Kate Stewart: Oh yeah. Well, when we started the project 10 years ago, we didn’t understand containers. They weren’t even not on the raw mindset of people. And there’s a lot of information sitting in containers. We’ve had some really good talks over the last couple of years that illustrate the problems. There was a report that was put out from the Linux Foundation by Armijn Hemel, that goes into the details of what’s going on in containers and some of the concerns.
So being able to get on top of automating, what’s going on with concern inside a container and what you’re shipping and knowing you’re not shipping more than you need to, figuring out how we can improve these sorts of things is certainly an area that was not initially thought about.

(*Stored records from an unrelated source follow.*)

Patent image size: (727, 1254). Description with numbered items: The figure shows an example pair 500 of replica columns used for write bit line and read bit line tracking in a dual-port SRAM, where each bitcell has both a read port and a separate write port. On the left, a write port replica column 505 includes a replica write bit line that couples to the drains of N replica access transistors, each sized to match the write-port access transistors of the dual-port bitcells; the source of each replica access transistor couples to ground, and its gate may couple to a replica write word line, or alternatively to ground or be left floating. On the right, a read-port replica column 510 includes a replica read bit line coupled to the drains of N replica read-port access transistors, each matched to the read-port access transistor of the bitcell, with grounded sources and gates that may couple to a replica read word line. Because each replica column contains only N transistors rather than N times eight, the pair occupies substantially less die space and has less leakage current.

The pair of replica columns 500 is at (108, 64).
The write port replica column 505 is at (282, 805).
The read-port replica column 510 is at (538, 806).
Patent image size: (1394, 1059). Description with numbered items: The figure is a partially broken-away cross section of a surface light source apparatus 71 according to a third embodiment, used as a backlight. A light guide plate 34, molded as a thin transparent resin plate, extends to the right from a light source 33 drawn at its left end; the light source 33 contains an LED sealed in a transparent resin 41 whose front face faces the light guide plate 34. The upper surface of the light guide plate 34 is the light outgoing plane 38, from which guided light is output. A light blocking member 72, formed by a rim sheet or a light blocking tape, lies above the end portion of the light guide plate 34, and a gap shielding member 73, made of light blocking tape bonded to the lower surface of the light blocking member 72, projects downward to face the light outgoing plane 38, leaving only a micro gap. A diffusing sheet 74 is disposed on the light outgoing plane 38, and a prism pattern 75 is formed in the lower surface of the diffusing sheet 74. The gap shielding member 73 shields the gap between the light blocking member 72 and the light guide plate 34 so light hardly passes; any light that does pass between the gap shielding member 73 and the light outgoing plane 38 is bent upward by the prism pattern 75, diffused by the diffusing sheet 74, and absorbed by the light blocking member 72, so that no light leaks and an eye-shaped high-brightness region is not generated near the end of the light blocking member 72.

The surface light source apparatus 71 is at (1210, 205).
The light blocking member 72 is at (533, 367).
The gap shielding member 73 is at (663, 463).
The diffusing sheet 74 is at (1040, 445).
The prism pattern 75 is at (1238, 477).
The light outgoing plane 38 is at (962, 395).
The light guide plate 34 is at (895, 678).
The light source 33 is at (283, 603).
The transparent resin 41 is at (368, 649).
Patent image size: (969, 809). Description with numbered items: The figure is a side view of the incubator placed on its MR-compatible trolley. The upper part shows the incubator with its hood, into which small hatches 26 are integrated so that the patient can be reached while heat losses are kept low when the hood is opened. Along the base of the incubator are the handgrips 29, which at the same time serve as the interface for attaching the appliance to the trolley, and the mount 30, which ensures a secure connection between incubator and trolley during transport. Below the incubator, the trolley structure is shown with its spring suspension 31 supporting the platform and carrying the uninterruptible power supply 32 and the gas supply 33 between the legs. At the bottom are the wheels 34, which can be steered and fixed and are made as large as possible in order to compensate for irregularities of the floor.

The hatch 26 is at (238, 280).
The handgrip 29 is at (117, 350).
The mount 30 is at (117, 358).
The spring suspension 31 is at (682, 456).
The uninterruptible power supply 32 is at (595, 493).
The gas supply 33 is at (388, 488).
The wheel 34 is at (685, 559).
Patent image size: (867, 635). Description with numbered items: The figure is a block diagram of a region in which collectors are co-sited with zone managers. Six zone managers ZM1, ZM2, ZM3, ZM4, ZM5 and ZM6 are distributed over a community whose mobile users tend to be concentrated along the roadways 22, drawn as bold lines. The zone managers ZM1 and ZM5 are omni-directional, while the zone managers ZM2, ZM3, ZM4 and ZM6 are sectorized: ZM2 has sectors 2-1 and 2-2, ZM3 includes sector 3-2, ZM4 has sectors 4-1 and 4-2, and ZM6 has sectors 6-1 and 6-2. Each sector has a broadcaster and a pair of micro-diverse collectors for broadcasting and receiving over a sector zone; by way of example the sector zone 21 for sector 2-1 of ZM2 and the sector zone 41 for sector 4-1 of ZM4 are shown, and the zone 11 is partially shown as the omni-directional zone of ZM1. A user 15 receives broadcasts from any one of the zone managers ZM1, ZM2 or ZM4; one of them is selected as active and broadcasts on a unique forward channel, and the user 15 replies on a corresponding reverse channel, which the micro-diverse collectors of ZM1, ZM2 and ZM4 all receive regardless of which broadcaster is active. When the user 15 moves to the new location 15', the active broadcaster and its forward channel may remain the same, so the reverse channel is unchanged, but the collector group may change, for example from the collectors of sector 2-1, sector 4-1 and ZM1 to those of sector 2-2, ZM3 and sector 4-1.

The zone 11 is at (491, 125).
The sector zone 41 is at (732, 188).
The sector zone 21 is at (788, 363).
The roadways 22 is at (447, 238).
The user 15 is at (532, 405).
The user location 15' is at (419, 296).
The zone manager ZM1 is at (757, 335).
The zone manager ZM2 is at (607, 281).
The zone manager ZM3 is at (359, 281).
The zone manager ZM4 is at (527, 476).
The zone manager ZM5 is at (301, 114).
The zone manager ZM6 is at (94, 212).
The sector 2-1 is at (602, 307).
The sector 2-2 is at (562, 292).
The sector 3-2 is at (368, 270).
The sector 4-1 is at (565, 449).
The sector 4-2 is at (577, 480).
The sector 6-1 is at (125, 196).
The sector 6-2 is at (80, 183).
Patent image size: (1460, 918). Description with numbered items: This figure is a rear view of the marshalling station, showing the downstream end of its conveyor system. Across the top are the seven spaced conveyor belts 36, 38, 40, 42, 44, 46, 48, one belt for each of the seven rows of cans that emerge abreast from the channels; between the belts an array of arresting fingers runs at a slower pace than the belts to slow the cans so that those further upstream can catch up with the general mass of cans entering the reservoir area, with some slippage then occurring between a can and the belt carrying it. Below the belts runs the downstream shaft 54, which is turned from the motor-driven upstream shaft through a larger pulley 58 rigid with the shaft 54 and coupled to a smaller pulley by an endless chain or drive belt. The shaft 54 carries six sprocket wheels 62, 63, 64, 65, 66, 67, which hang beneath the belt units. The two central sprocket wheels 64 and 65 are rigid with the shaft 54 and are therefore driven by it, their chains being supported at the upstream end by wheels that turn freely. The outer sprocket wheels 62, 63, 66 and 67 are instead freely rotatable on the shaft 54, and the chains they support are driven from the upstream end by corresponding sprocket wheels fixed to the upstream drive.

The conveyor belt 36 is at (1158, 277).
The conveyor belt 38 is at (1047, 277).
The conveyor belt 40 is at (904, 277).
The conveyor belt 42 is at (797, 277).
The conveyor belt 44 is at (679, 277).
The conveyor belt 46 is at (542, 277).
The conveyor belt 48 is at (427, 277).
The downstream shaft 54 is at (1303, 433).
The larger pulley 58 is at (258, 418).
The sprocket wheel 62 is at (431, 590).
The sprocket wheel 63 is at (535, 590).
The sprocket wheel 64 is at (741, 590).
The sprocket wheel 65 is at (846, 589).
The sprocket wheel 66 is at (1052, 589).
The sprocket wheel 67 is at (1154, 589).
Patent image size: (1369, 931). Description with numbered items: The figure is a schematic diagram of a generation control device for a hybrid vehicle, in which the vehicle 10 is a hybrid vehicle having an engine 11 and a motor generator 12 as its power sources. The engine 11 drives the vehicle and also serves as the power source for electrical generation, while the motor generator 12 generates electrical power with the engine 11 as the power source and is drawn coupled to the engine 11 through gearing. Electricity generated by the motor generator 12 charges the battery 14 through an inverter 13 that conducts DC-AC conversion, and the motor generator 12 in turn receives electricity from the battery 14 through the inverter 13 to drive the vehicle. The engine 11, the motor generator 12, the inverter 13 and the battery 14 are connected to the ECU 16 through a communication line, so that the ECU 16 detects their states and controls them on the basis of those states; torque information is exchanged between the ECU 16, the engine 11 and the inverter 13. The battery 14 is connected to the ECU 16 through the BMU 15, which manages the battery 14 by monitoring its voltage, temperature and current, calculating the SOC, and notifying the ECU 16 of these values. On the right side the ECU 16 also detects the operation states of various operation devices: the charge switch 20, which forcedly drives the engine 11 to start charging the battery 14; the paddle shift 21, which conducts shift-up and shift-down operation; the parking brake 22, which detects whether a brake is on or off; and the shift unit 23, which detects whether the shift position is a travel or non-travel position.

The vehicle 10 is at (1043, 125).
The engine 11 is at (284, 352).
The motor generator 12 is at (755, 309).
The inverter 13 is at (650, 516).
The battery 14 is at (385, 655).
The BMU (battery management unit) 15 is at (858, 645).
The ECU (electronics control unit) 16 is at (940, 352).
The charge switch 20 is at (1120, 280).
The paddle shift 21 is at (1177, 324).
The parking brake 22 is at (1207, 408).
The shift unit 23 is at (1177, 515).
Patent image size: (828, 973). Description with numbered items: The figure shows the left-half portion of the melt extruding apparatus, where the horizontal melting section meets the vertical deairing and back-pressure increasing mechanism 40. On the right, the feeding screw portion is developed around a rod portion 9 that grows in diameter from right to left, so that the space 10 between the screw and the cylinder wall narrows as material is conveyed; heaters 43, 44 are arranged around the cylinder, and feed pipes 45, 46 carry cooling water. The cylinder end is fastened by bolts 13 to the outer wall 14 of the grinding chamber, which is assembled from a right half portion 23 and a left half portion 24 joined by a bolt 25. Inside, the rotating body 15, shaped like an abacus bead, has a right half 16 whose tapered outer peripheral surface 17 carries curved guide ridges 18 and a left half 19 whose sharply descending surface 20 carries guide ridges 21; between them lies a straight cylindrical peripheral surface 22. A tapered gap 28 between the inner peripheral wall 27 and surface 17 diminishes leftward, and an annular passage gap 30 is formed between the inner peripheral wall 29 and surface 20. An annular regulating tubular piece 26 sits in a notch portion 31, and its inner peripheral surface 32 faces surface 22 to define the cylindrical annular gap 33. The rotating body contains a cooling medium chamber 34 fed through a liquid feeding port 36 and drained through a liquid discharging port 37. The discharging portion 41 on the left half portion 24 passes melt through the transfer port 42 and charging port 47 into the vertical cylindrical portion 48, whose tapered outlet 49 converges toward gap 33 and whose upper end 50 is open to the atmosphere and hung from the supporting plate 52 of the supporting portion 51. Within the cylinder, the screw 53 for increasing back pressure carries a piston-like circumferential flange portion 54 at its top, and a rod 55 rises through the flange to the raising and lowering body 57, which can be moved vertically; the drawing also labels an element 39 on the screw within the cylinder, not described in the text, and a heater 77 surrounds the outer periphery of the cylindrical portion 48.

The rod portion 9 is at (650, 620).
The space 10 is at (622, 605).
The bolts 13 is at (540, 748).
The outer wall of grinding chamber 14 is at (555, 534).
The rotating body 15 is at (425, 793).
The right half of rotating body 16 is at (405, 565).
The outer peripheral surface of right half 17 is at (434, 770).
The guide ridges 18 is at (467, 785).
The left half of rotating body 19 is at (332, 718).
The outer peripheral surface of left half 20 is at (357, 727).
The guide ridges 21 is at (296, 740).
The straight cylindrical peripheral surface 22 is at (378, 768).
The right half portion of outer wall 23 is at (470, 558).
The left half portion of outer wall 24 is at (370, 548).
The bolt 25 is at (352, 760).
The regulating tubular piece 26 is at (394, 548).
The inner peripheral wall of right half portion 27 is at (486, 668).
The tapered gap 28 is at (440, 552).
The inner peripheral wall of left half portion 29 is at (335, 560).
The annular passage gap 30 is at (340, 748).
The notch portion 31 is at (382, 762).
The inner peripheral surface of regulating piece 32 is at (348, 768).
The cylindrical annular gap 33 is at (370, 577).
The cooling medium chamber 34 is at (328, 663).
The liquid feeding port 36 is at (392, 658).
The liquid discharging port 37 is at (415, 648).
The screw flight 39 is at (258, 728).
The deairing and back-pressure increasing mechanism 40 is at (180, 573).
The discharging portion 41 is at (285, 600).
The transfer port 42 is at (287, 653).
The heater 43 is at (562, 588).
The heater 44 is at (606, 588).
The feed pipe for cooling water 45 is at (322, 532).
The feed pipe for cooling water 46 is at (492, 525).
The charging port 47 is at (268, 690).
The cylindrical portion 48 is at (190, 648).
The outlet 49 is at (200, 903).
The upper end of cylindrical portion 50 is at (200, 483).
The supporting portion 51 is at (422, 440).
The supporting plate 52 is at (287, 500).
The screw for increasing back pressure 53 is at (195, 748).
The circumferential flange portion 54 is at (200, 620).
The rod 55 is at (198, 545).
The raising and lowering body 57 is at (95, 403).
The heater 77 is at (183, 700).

We’ve also seen a tremendous interest in what’s going on in IOT space. And so that you need to really understand what’s going on in your devices when they’re being deployed in the field and to know whether or not, effectively is vulnerability going to break it, or can you recover? Things like that. The last 10 years we’ve seen tremendous spectrum of things we just didn’t anticipate. And the nice thing about SPDX is, you’ve got a use case that we’re not able to represent. If we can’t tell you how to do it, just open an issue, and we’ll start trying to figure it out and start to figure if we need to add fields in for you or things like that.
Swapnil Bhartiya: Kate, thank you so much for taking your time out and talking to me today about this project.